Title: Treasures of the North (Yukon Quest #1)
Author: Tracie Peterson
Published: January 2001
Published By: Bethany House Publishers
Format Read: Kindle for PC
Genre: Christian Fiction, Historical Fiction, Inspirational Fiction
Date Read: May 15 2015
Chicago 1897: 30 year old Governess Karen has been by Grace Hawkins side since she was just a girl of ten, teaching her and supporting her, they were inseparable. Now with her charge being fully grown and set to marry, Karen had planned to head north to Alaska during the gold rush to search for her missing father. However it is discovered that Grace’s arranged marriage to a Martin Paxton, a business associate of her father’s is based on manipulation and bribery. If she does not marry the man he threatens to reveal a secret from Mr. Hawkins past, ruining their family’s reputation and leaving them penniless. When Paxton becomes abusive towards Grace during their engagement party it is clear that she cannot marry the man regardless of the consequences. So Karen, along with Mrs. Hawkins devise a plan for Grace to escape and run away. With Karen’s Aunt Doris as chaperone they make plans to head north to Alaska, a place they hoped Paxton would never think to look for his runaway fiancé. Meanwhile a captain of a struggling shipping business, Peter Colton takes the advice of an old family friend and gets into the business of carrying supplies and people to Alaska. It is his ship that the three women escape on. Another family on board Colton’s boat include a widower Bill Barringer and his two children. The group form a sort of bond and work together to survive in the untamed wilderness of the north. But is Grace really free of her conniving former fiancé?

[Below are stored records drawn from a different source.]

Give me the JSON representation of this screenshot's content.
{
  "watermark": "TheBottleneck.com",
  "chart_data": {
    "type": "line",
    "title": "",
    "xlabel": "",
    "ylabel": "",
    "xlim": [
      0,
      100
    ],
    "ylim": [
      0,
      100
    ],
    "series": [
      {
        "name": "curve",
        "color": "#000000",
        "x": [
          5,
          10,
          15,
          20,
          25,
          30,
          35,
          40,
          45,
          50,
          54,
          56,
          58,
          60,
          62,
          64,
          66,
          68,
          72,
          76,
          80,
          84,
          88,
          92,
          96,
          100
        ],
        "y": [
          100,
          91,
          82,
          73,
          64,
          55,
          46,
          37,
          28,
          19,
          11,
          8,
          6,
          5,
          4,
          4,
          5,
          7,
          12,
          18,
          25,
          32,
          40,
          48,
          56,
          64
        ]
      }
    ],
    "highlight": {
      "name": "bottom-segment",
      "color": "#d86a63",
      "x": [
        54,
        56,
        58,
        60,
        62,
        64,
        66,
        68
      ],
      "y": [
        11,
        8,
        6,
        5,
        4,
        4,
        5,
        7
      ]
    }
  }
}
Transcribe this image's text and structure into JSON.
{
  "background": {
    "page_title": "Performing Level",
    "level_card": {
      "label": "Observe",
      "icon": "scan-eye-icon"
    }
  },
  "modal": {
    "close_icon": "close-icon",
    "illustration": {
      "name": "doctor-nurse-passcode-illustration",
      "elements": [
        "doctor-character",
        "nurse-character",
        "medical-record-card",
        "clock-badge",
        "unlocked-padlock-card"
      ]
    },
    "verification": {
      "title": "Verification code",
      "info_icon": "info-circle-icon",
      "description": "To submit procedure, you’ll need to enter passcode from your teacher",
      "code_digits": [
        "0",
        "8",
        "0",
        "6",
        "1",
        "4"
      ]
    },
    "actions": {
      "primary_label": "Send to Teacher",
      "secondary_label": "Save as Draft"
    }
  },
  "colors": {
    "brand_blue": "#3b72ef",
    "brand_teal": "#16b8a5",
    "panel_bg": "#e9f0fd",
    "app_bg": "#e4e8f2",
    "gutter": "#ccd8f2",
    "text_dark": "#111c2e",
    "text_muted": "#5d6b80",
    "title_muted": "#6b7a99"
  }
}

Tracie Peterson’s Treasures of the North (Yukon Quest Books #1) was a dramatic tale from the start. The descriptions of their surroundings including the mountains and the wilderness painted beautiful images in my mind. This was especially true when Karen remembered her mother’s descriptions in her old letters to her daughter. The pace moved along well and I liked how the author didn’t dwell on things that weren’t pertinent to the plotline. I enjoyed learning about life during the Gold Rush and the struggles they dealt with desperate to make a fortune for themselves. It amazed me that people from the south were so naïve, arriving expecting established towns and gold scattered on the ground for their taking. They were also very ignorant to the harsh weather and as a result many people did not survive. I thought that the cover work was beautifully done and more realistic looking for the set time period (the late 1800’s) than most cover from this genre.
Although the story did keep my attention, there were some points that I found quite misleading. Firstly the title of the series Yukon Quest, gave me the impression that the setting would be just that, in the Yukon. Instead it was set in Alaska, where many prospectors began their ascent into the interior. Secondly, the start of the book suggested that the focus would be mostly on Grace as a primary character. However it seemed as if she took a bit of a secondary position and Karen became more primary in focus. This wasn’t necessary bad as the shifting point of view between the characters made for a faster pace, but the bulk of the novel seemed a bit inconsistent with the beginning.
My thoughts on the characters varied. The author could have given Grace the personality of a spoiled socialite, but the freedom of her escape made her adjustment to a lower class of living more enjoyable. Karen and her Aunt Doris were strong independent women, living in a time where females were expected to be under the guidance of a man. I cheered along as they stood up for themselves and proved that they would hold their own in the land of the lawless. Unfortunately the characteristics of the male characters left much to be desired. Peter’s comment that “Women were the weaker vessel” pg. 215, made my jaw drop. However for all the arrogance that the men brought to the story, Karen and Grace were quite self-righteous in their faith and couldn’t accept that others might not believe as strongly as they did.
The end left many storyline options open for the following book in the series, as it didn’t completely tie up all the loose ends. I am interested to see where the story goes for the second novel and hope that this one will be set in the Yukon.
I would recommend this book to people who enjoy Christian Historical Fiction, however it should be noted that the plotline does get preachy.